Une inflation qui rebondit
Le signal d'alarme vient des prix : l'inflation en glissement annuel est remontée à 4,4 % en juillet 2026, contre 3,7 % en juin. Le Comité note que l'inflation sous-jacente reste « élevée » et que « les risques sont orientés à la hausse ». En clair, la banque centrale hésite à baisser ses taux dans un environnement où la pression sur les prix demeure incertaine.
Pour 2026, la Banque de Maurice a légèrement révisé à la baisse sa prévision d'inflation à environ 5 % (contre 5,5 % initialement), intégrant notamment les subventions budgétaires sur les produits de base annoncées dans le Finance Bill.
Une croissance à 2,8 % sous surveillance
La croissance économique de l'île est projetée à 2,8 % pour 2026, un chiffre maintenu par rapport aux estimations de mai. Elle reste portée par deux piliers : le tourisme et les services financiers, même si l'activité a ralenti au premier trimestre. Les tensions géopolitiques mondiales, les perturbations des chaînes d'approvisionnement et un affaiblissement potentiel de la demande extérieure constituent les principaux risques baissiers identifiés.
La logique d'attente
Après une hausse de 25 points de base décidée en mai 2026, le Comité de politique monétaire a choisi d'observer. La formulation retenue résume bien l'état d'esprit : adopter « une posture prudente et attentiste permettant d'évaluer les données entrantes, les risques sur l'inflation et la croissance, et l'impact des mesures précédentes ».

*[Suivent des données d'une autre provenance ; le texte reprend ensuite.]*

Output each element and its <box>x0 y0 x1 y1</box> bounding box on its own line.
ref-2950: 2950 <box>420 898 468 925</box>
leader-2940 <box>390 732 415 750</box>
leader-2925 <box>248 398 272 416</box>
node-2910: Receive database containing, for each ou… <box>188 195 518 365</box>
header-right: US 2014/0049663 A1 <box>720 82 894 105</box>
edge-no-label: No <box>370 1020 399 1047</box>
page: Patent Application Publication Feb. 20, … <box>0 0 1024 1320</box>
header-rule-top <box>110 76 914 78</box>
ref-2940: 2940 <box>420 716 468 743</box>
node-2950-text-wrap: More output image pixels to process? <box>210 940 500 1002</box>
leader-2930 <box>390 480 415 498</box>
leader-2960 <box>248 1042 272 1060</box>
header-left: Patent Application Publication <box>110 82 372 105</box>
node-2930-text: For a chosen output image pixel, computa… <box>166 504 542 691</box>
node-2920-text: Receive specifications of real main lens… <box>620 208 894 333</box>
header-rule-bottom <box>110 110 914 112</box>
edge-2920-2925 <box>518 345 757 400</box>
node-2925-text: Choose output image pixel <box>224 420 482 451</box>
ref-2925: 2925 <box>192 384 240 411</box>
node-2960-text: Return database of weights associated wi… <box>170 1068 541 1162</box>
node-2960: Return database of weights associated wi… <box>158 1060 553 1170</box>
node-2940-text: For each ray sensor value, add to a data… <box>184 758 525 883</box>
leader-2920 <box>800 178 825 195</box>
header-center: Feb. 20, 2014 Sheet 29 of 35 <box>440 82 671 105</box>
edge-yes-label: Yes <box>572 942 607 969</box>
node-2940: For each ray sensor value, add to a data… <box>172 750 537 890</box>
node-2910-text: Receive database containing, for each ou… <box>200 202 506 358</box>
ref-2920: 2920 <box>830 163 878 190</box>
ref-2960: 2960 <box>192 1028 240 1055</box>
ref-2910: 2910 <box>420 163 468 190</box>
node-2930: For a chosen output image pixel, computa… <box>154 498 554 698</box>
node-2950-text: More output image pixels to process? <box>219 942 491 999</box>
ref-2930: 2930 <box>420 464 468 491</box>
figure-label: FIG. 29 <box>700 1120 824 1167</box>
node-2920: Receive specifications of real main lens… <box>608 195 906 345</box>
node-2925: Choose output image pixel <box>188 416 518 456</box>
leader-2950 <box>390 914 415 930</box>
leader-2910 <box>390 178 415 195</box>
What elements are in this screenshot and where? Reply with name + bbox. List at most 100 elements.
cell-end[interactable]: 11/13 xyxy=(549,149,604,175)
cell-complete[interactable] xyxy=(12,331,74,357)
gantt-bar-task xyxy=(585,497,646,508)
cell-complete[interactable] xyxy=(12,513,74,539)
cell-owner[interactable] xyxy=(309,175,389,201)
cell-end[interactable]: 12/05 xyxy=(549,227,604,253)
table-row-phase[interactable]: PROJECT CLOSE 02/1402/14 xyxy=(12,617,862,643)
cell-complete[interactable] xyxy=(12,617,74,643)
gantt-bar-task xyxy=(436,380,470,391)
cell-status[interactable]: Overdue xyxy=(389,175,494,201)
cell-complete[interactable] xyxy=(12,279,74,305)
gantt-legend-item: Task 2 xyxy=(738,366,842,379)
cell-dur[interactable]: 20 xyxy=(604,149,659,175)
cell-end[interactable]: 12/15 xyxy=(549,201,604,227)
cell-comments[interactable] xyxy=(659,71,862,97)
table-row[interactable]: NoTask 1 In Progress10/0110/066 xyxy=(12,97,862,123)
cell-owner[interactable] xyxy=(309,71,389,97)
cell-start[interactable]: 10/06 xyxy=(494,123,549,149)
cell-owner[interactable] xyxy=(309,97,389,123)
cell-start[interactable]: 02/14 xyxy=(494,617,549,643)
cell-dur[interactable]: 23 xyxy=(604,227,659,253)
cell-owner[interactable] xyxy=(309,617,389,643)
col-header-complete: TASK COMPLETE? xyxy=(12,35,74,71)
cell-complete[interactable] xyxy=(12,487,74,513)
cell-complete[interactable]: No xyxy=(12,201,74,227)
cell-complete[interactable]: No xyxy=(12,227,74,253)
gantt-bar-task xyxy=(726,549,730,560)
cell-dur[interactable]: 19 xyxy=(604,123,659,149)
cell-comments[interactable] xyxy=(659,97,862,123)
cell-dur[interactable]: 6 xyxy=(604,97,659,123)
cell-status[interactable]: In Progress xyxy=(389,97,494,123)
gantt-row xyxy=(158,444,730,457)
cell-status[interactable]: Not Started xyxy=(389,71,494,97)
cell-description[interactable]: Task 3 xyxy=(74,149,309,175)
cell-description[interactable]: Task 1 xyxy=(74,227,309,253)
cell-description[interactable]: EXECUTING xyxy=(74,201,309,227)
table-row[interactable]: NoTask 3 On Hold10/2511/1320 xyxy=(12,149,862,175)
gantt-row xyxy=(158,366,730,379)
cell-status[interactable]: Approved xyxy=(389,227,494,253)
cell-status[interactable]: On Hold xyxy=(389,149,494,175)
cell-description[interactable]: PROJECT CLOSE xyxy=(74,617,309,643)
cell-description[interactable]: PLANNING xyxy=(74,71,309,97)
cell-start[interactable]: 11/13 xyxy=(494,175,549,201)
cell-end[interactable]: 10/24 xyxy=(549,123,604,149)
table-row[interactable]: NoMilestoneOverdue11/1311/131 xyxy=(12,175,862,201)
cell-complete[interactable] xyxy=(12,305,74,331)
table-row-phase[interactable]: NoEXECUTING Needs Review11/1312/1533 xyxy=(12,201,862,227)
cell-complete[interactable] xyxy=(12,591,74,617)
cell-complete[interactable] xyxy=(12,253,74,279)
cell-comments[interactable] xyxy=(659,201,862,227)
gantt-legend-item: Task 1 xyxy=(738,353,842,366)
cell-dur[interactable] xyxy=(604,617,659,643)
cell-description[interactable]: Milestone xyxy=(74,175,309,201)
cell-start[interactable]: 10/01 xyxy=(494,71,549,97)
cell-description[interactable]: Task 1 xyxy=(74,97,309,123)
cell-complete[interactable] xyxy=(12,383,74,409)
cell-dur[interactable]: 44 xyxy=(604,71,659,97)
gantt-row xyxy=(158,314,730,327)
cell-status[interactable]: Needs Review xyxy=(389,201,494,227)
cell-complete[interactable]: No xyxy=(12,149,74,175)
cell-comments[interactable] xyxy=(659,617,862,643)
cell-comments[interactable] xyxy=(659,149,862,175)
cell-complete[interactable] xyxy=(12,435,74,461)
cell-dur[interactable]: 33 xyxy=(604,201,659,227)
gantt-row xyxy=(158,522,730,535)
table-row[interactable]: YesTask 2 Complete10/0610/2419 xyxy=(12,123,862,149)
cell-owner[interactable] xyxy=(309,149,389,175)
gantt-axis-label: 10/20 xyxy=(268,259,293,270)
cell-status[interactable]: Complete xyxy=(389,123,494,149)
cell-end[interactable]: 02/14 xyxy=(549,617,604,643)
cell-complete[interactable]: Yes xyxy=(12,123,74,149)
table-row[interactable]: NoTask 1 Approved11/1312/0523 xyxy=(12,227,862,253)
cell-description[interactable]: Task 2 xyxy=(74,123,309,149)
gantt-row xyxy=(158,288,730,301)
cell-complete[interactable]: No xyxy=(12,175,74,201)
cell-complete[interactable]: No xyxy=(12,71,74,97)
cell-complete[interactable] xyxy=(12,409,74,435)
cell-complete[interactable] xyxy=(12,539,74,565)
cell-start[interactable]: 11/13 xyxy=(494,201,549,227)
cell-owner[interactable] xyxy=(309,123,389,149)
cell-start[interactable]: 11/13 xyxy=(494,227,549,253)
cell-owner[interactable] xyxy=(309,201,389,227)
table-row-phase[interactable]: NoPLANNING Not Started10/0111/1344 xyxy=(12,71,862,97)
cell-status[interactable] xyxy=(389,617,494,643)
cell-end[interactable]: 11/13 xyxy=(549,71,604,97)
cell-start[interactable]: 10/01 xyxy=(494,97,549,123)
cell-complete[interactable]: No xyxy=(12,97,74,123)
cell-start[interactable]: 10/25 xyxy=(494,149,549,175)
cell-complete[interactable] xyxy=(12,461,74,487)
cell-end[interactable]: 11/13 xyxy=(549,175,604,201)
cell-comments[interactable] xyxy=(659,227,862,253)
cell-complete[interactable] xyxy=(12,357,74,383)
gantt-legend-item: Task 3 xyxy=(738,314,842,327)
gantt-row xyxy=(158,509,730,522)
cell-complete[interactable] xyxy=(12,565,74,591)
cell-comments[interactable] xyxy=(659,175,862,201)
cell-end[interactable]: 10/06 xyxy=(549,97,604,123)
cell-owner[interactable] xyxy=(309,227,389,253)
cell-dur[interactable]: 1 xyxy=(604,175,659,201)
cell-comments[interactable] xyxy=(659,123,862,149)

Cette approche pragmatique signifie que la Banque de Maurice ne s'engage ni sur une prochaine hausse ni sur un assouplissement à court terme. Elle reste en mode écoute dans un environnement mondial qu'elle qualifie elle-même de « très incertain ».
Pourquoi c'est important
Pour les entreprises et les ménages mauriciens, le maintien du taux à 4,75 % prolonge les conditions de crédit actuelles. Pour les investisseurs, c'est un signal de stabilité monétaire dans une île qui cherche à consolider son positionnement comme hub financier africain face à la concurrence de Dubaï et Singapour. La prochaine réunion du Comité sera scrutée de près : si l'inflation repasse au-dessus de 5 %, une nouvelle hausse ne peut être exclue avant la fin de l'année.